“Karena untuk bisa menghasilkan obat, dipasarkan, dan digunakan manusia itu butuh dananya nggak kecil, ratusan triliun. Makanya dipakai hak paten sekian tahun, hanya dia yang boleh memproduksi,” tuturnya.
Hal tersebut juga berarti bahwa perusahaan farmasi lain tidak boleh menjual obat tersebut tanpa izin dari perusahaan pengembangnya. Namun, setelah paten berakhir, perusahaan lain sudah mulai bisa mendistribusikan obat tersebut.
Ketika masa paten berakhir, perusahaan farmasi lain dapat mengajukan permohonan izin untuk memproduksi dan menjual versi generik dari senyawa asli.
“Jadi setelah masa patennya habis, perusahaan farmasi lain boleh memproduksi, dapat lisence dari si orang ini, bahan bakunya seperti ini. Jatoh lah dia ke generik,” katanya.
Selain itu, produsen obat generik harus membuktikan bahwa produknya mengandung bahan aktif yang sama dengan produk paten sebelumnya. Mereka harus memastikan bahwa obat generik mereka mempertahankan bentuk yang sama (cair, pil, kapsul, suntik, topikal), konsentrasi, dan dosis sebagai obat asli.

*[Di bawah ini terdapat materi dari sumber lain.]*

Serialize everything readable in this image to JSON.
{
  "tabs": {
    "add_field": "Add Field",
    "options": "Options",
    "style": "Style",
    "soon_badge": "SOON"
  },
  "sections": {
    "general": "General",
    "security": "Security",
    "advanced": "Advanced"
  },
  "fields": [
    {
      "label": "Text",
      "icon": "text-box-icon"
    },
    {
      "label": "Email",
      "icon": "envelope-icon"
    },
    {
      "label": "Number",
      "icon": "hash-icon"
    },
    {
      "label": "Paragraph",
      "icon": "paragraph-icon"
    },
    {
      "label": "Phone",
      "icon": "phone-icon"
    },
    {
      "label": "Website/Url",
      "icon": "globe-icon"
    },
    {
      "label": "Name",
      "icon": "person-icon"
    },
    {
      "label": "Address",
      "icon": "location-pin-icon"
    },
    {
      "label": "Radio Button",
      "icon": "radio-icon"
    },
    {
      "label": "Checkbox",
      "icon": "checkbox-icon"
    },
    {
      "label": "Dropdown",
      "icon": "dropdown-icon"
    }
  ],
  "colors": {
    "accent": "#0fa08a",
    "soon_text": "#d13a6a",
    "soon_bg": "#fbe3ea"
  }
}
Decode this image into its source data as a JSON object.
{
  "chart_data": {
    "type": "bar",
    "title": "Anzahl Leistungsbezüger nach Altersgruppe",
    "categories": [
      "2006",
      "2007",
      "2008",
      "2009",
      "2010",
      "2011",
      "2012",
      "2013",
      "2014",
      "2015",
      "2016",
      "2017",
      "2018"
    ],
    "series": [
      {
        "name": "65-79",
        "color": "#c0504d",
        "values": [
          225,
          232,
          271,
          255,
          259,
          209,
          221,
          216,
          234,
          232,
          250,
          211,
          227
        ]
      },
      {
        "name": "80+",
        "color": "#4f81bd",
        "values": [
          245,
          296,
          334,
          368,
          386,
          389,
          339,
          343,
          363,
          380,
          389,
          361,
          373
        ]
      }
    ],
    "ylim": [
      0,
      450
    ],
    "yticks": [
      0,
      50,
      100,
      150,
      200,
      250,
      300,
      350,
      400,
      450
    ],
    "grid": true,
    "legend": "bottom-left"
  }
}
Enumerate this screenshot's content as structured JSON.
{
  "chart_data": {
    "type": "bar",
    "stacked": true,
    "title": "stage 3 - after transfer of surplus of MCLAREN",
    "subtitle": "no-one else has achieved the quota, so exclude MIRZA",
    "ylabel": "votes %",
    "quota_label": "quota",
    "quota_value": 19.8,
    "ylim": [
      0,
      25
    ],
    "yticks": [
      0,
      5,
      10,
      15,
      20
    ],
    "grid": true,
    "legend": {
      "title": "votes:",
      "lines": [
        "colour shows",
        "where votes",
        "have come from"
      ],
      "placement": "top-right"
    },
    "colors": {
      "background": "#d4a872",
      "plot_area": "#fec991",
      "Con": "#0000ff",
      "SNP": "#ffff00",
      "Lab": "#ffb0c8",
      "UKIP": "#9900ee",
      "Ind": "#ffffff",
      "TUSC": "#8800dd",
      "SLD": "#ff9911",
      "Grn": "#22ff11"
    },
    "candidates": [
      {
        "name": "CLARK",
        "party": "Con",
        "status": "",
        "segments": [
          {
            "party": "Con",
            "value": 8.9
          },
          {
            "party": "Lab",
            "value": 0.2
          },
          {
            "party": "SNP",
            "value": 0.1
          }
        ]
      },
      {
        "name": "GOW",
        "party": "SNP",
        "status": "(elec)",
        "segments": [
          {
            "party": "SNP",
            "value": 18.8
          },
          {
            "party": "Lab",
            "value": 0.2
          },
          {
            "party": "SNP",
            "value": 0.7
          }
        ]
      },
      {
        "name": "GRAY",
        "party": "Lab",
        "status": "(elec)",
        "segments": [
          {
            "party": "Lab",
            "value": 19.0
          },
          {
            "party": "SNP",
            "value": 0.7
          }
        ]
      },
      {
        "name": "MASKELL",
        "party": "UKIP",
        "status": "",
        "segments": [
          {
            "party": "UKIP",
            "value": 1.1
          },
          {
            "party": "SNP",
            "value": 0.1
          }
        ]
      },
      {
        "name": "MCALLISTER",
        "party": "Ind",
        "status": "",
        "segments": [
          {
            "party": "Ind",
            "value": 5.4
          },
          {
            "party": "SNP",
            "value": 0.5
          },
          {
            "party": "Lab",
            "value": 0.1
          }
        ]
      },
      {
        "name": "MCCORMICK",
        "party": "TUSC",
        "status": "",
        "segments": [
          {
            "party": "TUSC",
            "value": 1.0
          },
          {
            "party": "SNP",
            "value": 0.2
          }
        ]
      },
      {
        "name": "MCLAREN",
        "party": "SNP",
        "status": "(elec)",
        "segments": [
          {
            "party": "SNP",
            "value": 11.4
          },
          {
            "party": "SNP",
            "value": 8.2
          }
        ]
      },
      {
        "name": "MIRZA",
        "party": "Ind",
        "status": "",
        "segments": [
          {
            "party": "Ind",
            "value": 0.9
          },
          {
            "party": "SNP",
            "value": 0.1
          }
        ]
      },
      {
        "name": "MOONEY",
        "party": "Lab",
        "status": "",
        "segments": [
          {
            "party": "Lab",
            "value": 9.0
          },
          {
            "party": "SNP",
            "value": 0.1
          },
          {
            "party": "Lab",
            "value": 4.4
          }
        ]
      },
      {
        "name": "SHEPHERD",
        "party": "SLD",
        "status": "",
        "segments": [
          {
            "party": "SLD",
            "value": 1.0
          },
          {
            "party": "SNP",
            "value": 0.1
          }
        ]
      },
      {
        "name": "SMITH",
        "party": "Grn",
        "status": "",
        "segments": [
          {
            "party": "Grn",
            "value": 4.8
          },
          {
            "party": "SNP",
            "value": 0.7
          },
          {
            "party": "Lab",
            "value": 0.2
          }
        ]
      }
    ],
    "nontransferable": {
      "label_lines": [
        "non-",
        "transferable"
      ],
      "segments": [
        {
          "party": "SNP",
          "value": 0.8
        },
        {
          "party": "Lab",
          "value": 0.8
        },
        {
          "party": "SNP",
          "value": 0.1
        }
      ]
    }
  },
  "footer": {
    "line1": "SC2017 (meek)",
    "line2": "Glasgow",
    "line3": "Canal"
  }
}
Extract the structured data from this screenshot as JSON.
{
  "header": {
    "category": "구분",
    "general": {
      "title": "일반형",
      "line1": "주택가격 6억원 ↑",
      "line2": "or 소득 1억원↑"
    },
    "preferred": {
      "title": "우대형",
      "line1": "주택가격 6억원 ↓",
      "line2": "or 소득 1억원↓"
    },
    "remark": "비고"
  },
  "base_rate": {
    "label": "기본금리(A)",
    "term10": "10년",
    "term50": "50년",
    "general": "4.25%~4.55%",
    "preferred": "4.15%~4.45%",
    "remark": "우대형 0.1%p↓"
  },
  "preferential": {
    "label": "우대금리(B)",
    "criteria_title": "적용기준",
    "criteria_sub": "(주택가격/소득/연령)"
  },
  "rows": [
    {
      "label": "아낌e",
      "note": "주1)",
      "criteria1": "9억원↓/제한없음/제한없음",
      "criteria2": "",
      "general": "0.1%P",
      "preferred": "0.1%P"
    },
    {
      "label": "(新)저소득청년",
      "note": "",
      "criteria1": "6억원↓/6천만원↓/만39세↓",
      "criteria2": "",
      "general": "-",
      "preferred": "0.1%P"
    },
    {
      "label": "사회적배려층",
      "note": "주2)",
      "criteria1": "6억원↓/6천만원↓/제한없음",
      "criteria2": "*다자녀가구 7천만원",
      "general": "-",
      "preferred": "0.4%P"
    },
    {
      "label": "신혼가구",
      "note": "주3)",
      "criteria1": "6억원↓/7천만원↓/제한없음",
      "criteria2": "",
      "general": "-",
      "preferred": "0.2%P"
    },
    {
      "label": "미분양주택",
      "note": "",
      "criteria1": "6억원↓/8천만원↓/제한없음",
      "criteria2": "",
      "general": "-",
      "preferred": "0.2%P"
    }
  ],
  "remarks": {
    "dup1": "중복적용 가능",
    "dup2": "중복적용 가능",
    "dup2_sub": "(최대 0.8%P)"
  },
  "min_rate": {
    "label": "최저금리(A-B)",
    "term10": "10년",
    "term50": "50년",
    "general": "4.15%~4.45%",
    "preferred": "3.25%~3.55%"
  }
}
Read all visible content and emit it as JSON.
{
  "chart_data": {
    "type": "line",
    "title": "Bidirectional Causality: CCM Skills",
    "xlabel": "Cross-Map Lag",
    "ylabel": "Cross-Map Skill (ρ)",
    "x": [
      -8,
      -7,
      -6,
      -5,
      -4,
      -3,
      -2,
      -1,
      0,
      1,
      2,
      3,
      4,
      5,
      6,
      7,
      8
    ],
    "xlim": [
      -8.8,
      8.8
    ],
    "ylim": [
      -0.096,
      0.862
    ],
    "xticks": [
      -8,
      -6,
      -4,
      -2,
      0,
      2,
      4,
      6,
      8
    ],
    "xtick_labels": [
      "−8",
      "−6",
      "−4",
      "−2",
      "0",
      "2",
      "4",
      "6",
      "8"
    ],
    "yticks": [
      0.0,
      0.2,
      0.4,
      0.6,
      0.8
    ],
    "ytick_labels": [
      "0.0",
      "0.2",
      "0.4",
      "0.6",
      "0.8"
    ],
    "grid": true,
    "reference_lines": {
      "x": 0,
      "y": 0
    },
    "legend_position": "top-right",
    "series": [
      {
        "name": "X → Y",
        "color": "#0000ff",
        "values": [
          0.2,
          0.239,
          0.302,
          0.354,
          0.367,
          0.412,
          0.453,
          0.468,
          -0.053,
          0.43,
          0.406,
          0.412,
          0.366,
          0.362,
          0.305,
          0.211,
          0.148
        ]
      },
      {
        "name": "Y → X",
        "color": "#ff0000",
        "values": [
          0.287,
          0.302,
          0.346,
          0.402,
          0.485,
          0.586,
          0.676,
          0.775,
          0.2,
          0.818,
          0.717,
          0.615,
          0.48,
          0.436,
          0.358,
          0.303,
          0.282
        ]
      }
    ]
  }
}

“Generik pun kemudian ada yang bermerek. Ada beberapa perusahaan dapat lisence, produksi, kan harus dibedain dong namanya,” tutur Noffendri
“Makanya dia kasih nama sendiri-sendiri berdasarkan nama perusahannya. Makanya dia namanya obat generik bermerek (Kandungannya) ya sama,” katanya.